Douglas, muito bom, relevante para o momento e elucidativo seu post. Mas me atentei a uma frase: "Alguns aplicam pós-moderno a um estilo de se vestir ou se comportar. " O que vejo na minha igreja é a formação de guetos, costumes, "adventismos", temos sérias dificuldades de lidar com o diferente, com a contrariedade. Isso está inserido, na minha igreja e na idéia de muitos adventistas, e acaba que é uma verdade essa de que as vezes nos "achamos" demais. É preciso estar atento para não relativizar doutrinas, verdades absolutos, mas ao que me parece criamos o nosso "Mishna", nossas leis, costumes, baseados em tradições, sem estender nossa visão para os que nos rodeiam e precisam da salvação.Acredito que a primeira coisa a ser apresentado a um ateu, um gay, um gótico, um nazista, um pagodeiro é Cristo, o centro de tudo e de toda mensagem.
Só uma coisa, as vezes acho um excesso uso do termo "pós modernidade", em determinados textos ele acaba soando como algo abstrato demais, acho que vc explicou bem o sentido do termo, o que facilitou a leitura do texto.

Gilson disse...

É de atual relevancia mastrar para todas as pessoas o quanto é importante estarmos firmemente e seguros num fundamento espiritual e não apenas ser mais uma religião no mundo, a igreja adventista tem principios divinos e prófetico e não se perdera facilmente nas questões levantadas constantemente dentro de seu própio leito, por pessoas que acham que a igreja deve agradar a todos, como na política, a igreja tem q agradar a Deus somente.

Iranise disse...

É com lágrimas nos olhos que leio este artigo, estou grávida e nesta manhã, estava meditando justamente que estamos perdendo nossa identidade, e não desejo que meu filho não seja um adventista de verdade... Tudo que desejo é fazer o que Deus mandou, pregar a mensagem da verdade para o tempo do fim!Que muitos de nossos irmãos leiam seu texto e acordem!

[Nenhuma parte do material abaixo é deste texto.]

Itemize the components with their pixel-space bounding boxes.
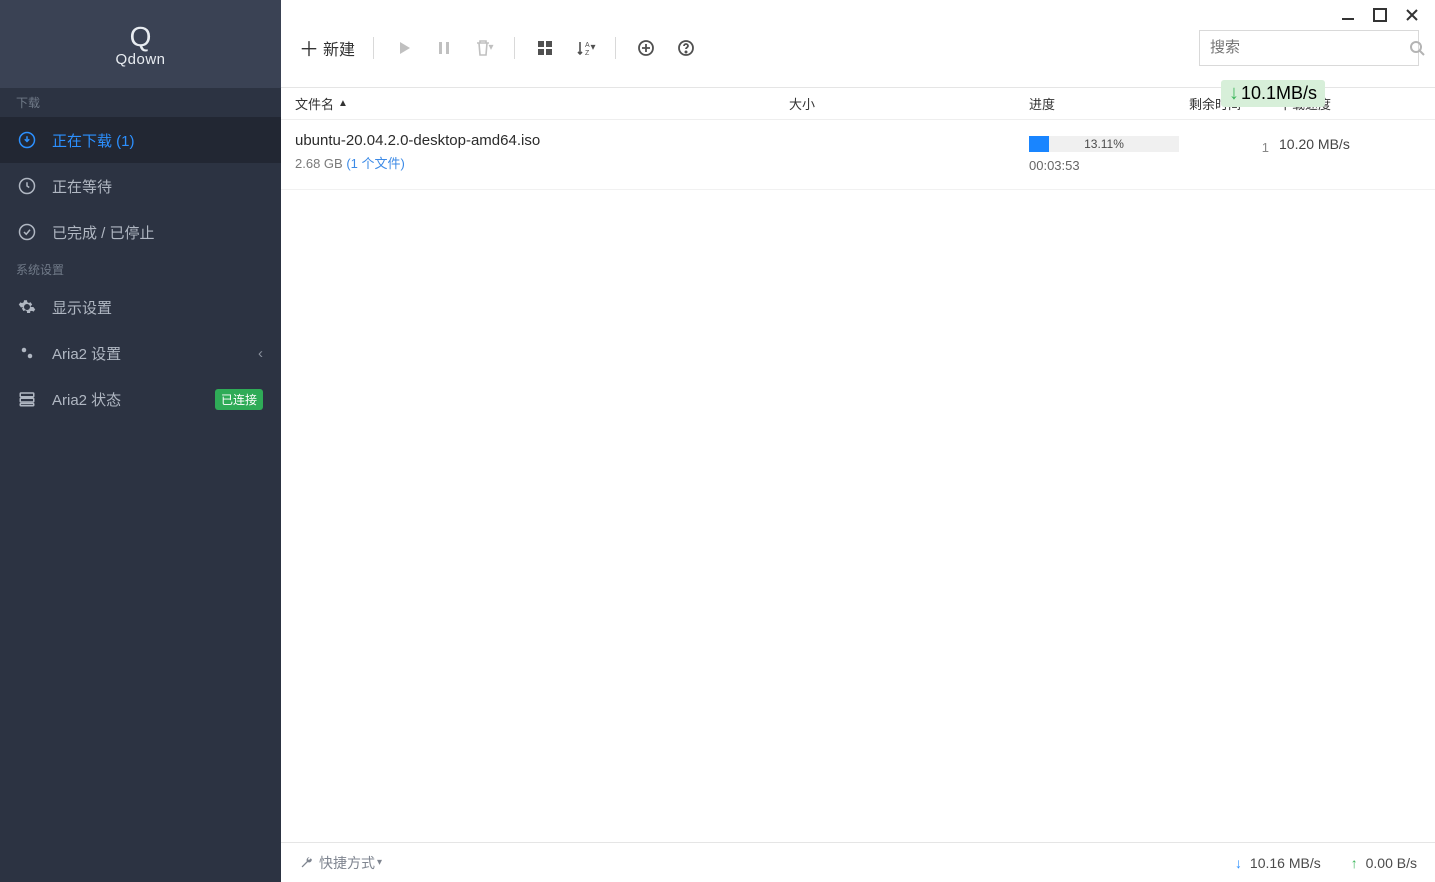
column-header-name[interactable]: 文件名 ▲ xyxy=(295,94,789,113)
chevron-down-icon: ▾ xyxy=(377,857,382,868)
download-list: ubuntu-20.04.2.0-desktop-amd64.iso 2.68 … xyxy=(281,120,1435,842)
chevron-down-icon: ▾ xyxy=(591,42,596,53)
sidebar-item-label: 正在下载 (1) xyxy=(52,130,135,151)
logo-text: Qdown xyxy=(115,51,165,68)
sidebar-item-label: 显示设置 xyxy=(52,297,112,318)
speed-float-value: 10.1MB/s xyxy=(1241,83,1317,104)
pause-button[interactable] xyxy=(424,28,464,68)
speed-floating-badge: ↓ 10.1MB/s xyxy=(1221,80,1325,107)
sidebar-item-label: 正在等待 xyxy=(52,176,112,197)
remaining-time: 00:03:53 xyxy=(1029,158,1189,173)
down-arrow-icon: ↓ xyxy=(1229,82,1239,105)
column-header-progress[interactable]: 进度 xyxy=(1029,94,1189,113)
chevron-down-icon: ▾ xyxy=(489,42,494,53)
svg-text:Z: Z xyxy=(585,50,590,57)
search-input[interactable] xyxy=(1210,39,1409,56)
new-button-label: 新建 xyxy=(323,36,355,60)
progress-cell: 13.11% 00:03:53 xyxy=(1029,132,1189,173)
sidebar-item-display-settings[interactable]: 显示设置 xyxy=(0,284,281,330)
sidebar-section-settings: 系统设置 xyxy=(0,255,281,284)
sidebar-item-downloading[interactable]: 正在下载 (1) xyxy=(0,117,281,163)
gear-icon xyxy=(18,298,40,316)
column-header-size[interactable]: 大小 xyxy=(789,94,1029,113)
svg-text:A: A xyxy=(585,42,590,49)
server-icon xyxy=(18,390,40,408)
file-count-link[interactable]: (1 个文件) xyxy=(346,156,405,171)
status-bar: 快捷方式 ▾ ↓ 10.16 MB/s ↑ 0.00 B/s xyxy=(281,842,1435,882)
remain-cell: 1 xyxy=(1189,132,1279,155)
delete-button[interactable]: ▾ xyxy=(464,28,504,68)
sidebar-item-aria2-settings[interactable]: Aria2 设置 ‹ xyxy=(0,330,281,376)
global-download-speed: ↓ 10.16 MB/s xyxy=(1235,855,1321,871)
sidebar-item-aria2-status[interactable]: Aria2 状态 已连接 xyxy=(0,376,281,422)
sort-button[interactable]: AZ ▾ xyxy=(565,28,605,68)
down-arrow-icon: ↓ xyxy=(1235,855,1242,871)
plus-icon: ＋ xyxy=(299,33,319,62)
connections-count: 1 xyxy=(1189,140,1279,155)
progress-bar: 13.11% xyxy=(1029,136,1179,152)
file-subinfo: 2.68 GB (1 个文件) xyxy=(295,153,789,172)
sidebar: Q Qdown 下载 正在下载 (1) 正在等待 已完成 / 已停止 系统设置 xyxy=(0,0,281,882)
check-circle-icon xyxy=(18,223,40,241)
grid-view-button[interactable] xyxy=(525,28,565,68)
add-button[interactable] xyxy=(626,28,666,68)
sidebar-item-label: Aria2 状态 xyxy=(52,389,121,410)
gears-icon xyxy=(18,344,40,362)
shortcut-label: 快捷方式 xyxy=(319,853,375,873)
search-icon xyxy=(1409,40,1425,56)
sidebar-item-waiting[interactable]: 正在等待 xyxy=(0,163,281,209)
shortcut-button[interactable]: 快捷方式 ▾ xyxy=(299,853,382,873)
logo-icon: Q xyxy=(130,21,152,53)
statusbar-speeds: ↓ 10.16 MB/s ↑ 0.00 B/s xyxy=(1235,855,1417,871)
main-area: ＋ 新建 ▾ AZ ▾ xyxy=(281,0,1435,882)
download-speed: 10.20 MB/s xyxy=(1279,132,1399,152)
progress-percent: 13.11% xyxy=(1029,136,1179,152)
wrench-icon xyxy=(299,856,313,870)
sort-asc-icon: ▲ xyxy=(338,98,348,109)
toolbar-separator xyxy=(373,37,374,59)
table-row[interactable]: ubuntu-20.04.2.0-desktop-amd64.iso 2.68 … xyxy=(281,120,1435,190)
size-cell xyxy=(789,132,1029,150)
start-button[interactable] xyxy=(384,28,424,68)
sidebar-item-label: Aria2 设置 xyxy=(52,343,121,364)
sidebar-item-finished[interactable]: 已完成 / 已停止 xyxy=(0,209,281,255)
logo-area: Q Qdown xyxy=(0,0,281,88)
connection-status-badge: 已连接 xyxy=(215,389,263,410)
clock-icon xyxy=(18,177,40,195)
sidebar-item-label: 已完成 / 已停止 xyxy=(52,222,155,243)
file-size: 2.68 GB xyxy=(295,156,343,171)
toolbar-separator xyxy=(514,37,515,59)
app-window: Q Qdown 下载 正在下载 (1) 正在等待 已完成 / 已停止 系统设置 xyxy=(0,0,1435,882)
sidebar-section-downloads: 下载 xyxy=(0,88,281,117)
chevron-left-icon: ‹ xyxy=(258,345,263,362)
toolbar-separator xyxy=(615,37,616,59)
help-button[interactable] xyxy=(666,28,706,68)
global-upload-speed: ↑ 0.00 B/s xyxy=(1351,855,1417,871)
new-task-button[interactable]: ＋ 新建 xyxy=(291,28,363,68)
up-arrow-icon: ↑ xyxy=(1351,855,1358,871)
file-info-cell: ubuntu-20.04.2.0-desktop-amd64.iso 2.68 … xyxy=(295,132,789,172)
search-box[interactable] xyxy=(1199,30,1419,66)
file-name: ubuntu-20.04.2.0-desktop-amd64.iso xyxy=(295,132,789,149)
download-active-icon xyxy=(18,131,40,149)
toolbar: ＋ 新建 ▾ AZ ▾ xyxy=(281,8,1435,88)
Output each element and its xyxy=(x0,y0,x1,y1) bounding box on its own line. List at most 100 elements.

Aguinaldo Carvalho da Silva disse...

Cristo deve ser o tema em foco em nossos púlpitos. Pois só estaremos verdadeiramente reavivados e impressionaremos o mundo quando formos reais discipulos, estampando-O em nossa face, sentimentos e atitudes.

Aguinaldo C. da Silva
www.cristaoatual.blogspot.com

Diogo disse...

Caro Douglas, realmente precisamos acender a luz amarela, senão a vermelha. É tempo de reflexão e de ação de nossa parte, como liderança da igreja. Abraço!

joão f. disse...

Qual o problema com o que vc escreveu abaixo?:

“não somos melhores do que os outros”. Segundo eles, se continuarmos nos intitulando “os donos da verdade” afastaremos as pessoas. Nossa missão seria conduzir a Cristo, não à nossa denominação.

Concordo com isso, nossa missão é conduzir a Cristo não a nossa instituição.

douglas reis disse...

João, seja bem-vindo ao blog.

A questão é que a IASD não é meramente uma instituição; somos um movimento que recebeu uma incumbência profética.

Nossa mensagem é única. Por isso, não pregamos apenas a pessoa de Jesus, como aquilo que se relaciona a Ele - doutrinas bíblicas necessárias para os últimos dias. Por isso, temos que atrair pessoas para Jesus e para esse movimento!

Aguinaldo Carvalho da Silva disse...

Segundo saiu na Revista adventista de novembro de 2008, a IASD criou uma igreja para os pós-modernos chamada de "Nova Semente". Segundo o artigo lá não se fala em regras mas só em compartilhar Jesus. E agora como criticar este posicionamento quando parte da própria administração da obra?

Jaqueline disse...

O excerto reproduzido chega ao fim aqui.